Motivation
Sometimes we need to share a secret with a colleague, and frequently it’s a hassle to do so securely. Worst options include people simply sending plain-text secrets over email or slack. Better, if this is some sort of encrypted email service like ProtonMail, but still it’s a fairly brittle way if we’re dealing with something sensitive.
More secure (and more hassle) options include leveraging cloud vault solutions, GPG over email, using Shamir’s Secret Sharing, i.e. ssss linux tool. While those options are nice, sometimes the amount of hassle is just too much. Also speaking about vaults, frequently you don’t want to give any authorization on particular vault to the person with whom you’re sharing particular secret.

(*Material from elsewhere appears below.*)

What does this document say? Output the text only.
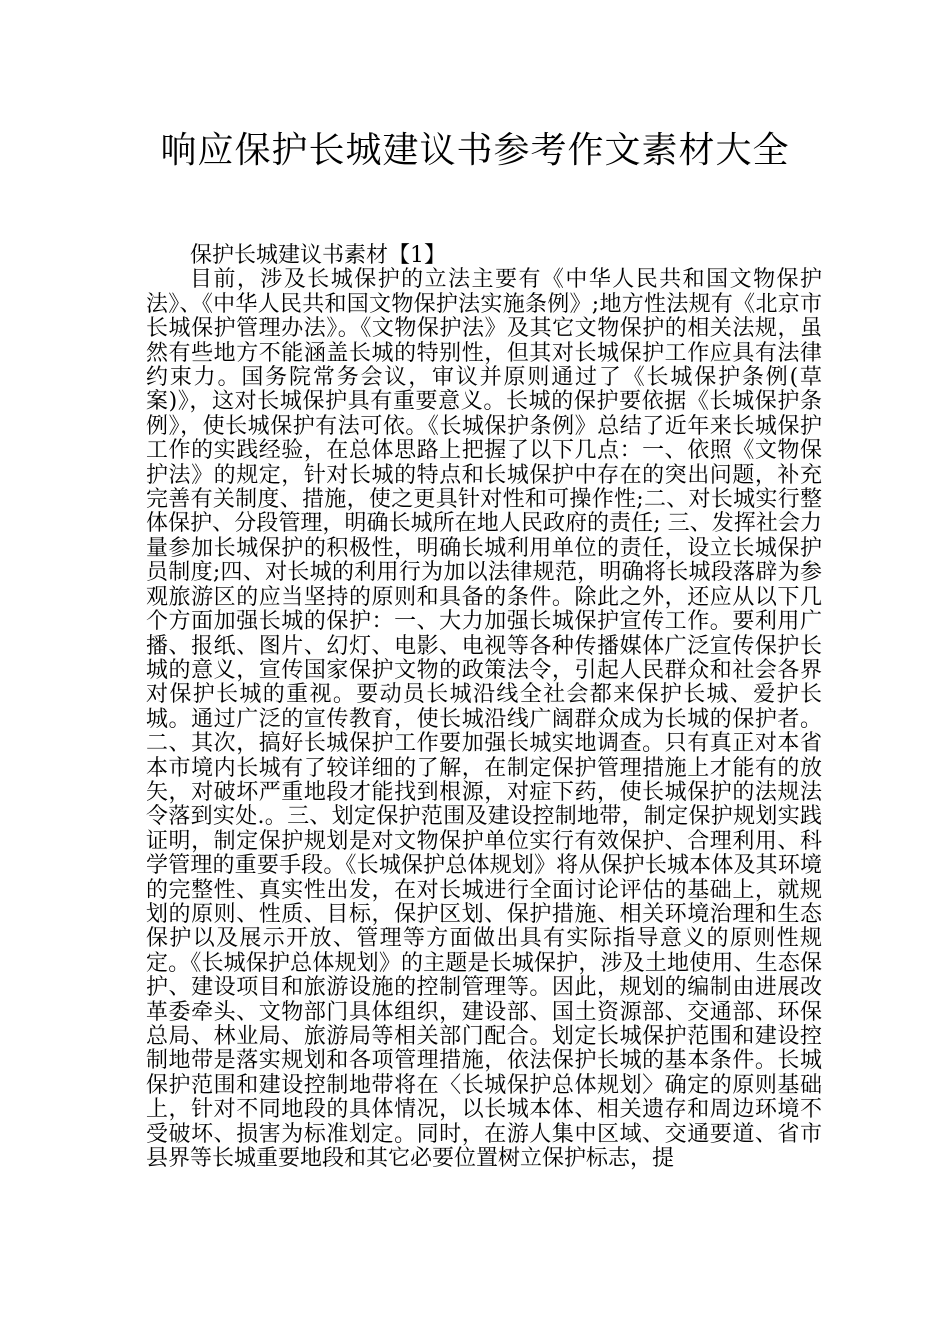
响应保护长城建议书参考作文素材大全

保护长城建议书素材【1】

目前，涉及长城保护的立法主要有《中华人民共和国文物保护法》、《中华人民共和国文物保护法实施条例》;地方性法规有《北京市长城保护管理办法》。《文物保护法》及其它文物保护的相关法规，虽然有些地方不能涵盖长城的特别性，但其对长城保护工作应具有法律约束力。国务院常务会议，审议并原则通过了《长城保护条例(草案)》，这对长城保护具有重要意义。长城的保护要依据《长城保护条例》，使长城保护有法可依。《长城保护条例》总结了近年来长城保护工作的实践经验，在总体思路上把握了以下几点：一、依照《文物保护法》的规定，针对长城的特点和长城保护中存在的突出问题，补充完善有关制度、措施，使之更具针对性和可操作性;二、对长城实行整体保护、分段管理，明确长城所在地人民政府的责任; 三、发挥社会力量参加长城保护的积极性，明确长城利用单位的责任，设立长城保护员制度;四、对长城的利用行为加以法律规范，明确将长城段落辟为参观旅游区的应当坚持的原则和具备的条件。除此之外，还应从以下几个方面加强长城的保护：一、大力加强长城保护宣传工作。要利用广播、报纸、图片、幻灯、电影、电视等各种传播媒体广泛宣传保护长城的意义，宣传国家保护文物的政策法令，引起人民群众和社会各界对保护长城的重视。要动员长城沿线全社会都来保护长城、爱护长城。通过广泛的宣传教育，使长城沿线广阔群众成为长城的保护者。二、其次，搞好长城保护工作要加强长城实地调查。只有真正对本省本市境内长城有了较详细的了解，在制定保护管理措施上才能有的放矢，对破坏严重地段才能找到根源，对症下药，使长城保护的法规法令落到实处.。三、划定保护范围及建设控制地带，制定保护规划实践证明，制定保护规划是对文物保护单位实行有效保护、合理利用、科学管理的重要手段。《长城保护总体规划》将从保护长城本体及其环境的完整性、真实性出发，在对长城进行全面讨论评估的基础上，就规划的原则、性质、目标，保护区划、保护措施、相关环境治理和生态保护以及展示开放、管理等方面做出具有实际指导意义的原则性规定。《长城保护总体规划》的主题是长城保护，涉及土地使用、生态保护、建设项目和旅游设施的控制管理等。因此，规划的编制由进展改革委牵头、文物部门具体组织，建设部、国土资源部、交通部、环保总局、林业局、旅游局等相关部门配合。划定长城保护范围和建设控制地带是落实规划和各项管理措施，依法保护长城的基本条件。长城保护范围和建设控制地带将在〈长城保护总体规划〉确定的原则基础上，针对不同地段的具体情况，以长城本体、相关遗存和周边环境不受破坏、损害为标准划定。同时，在游人集中区域、交通要道、省市县界等长城重要地段和其它必要位置树立保护标志，提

The solution I’m opting to use frequently and want describe here involves encrypting the secret via openssl with one-time password. The idea is that now we have our secret represented as 2 pieces (encrypted secret + one-time password), and then we send those pieces over 2 different channels (i.e., email and sms). The benefit of this solution is that a) the secret is not sent in plain text anywhere; b) compromising any one of those channels is not enough to retrieve the secret; c) the method is fairly simple and straightforward as shown below.
Openssl way walkthrough
- Create or generate a secure one-time password, i.e. using
openssl -rand 30 | base64
- Encrypt your secret with openssl using:
echo 'my secret' | openssl aes-256-cbc -a -pbkdf2 -salt
then input your one-time password generated in p.1 when prompted (you need to do it twice – first time and during verification)
You will obtain base64 output of your encrypted secret. - Send output from p.2 and one-time password from p.1 to your recipient via different channels. I.e., send encrypted secret via email and password via slack.
- To decrypt your recipient would do:
echo 'base64 encrypted secret' | openssl aes-256-cbc -a -d -pbkdf2 -salt
and would need to supply one-time password when prompted.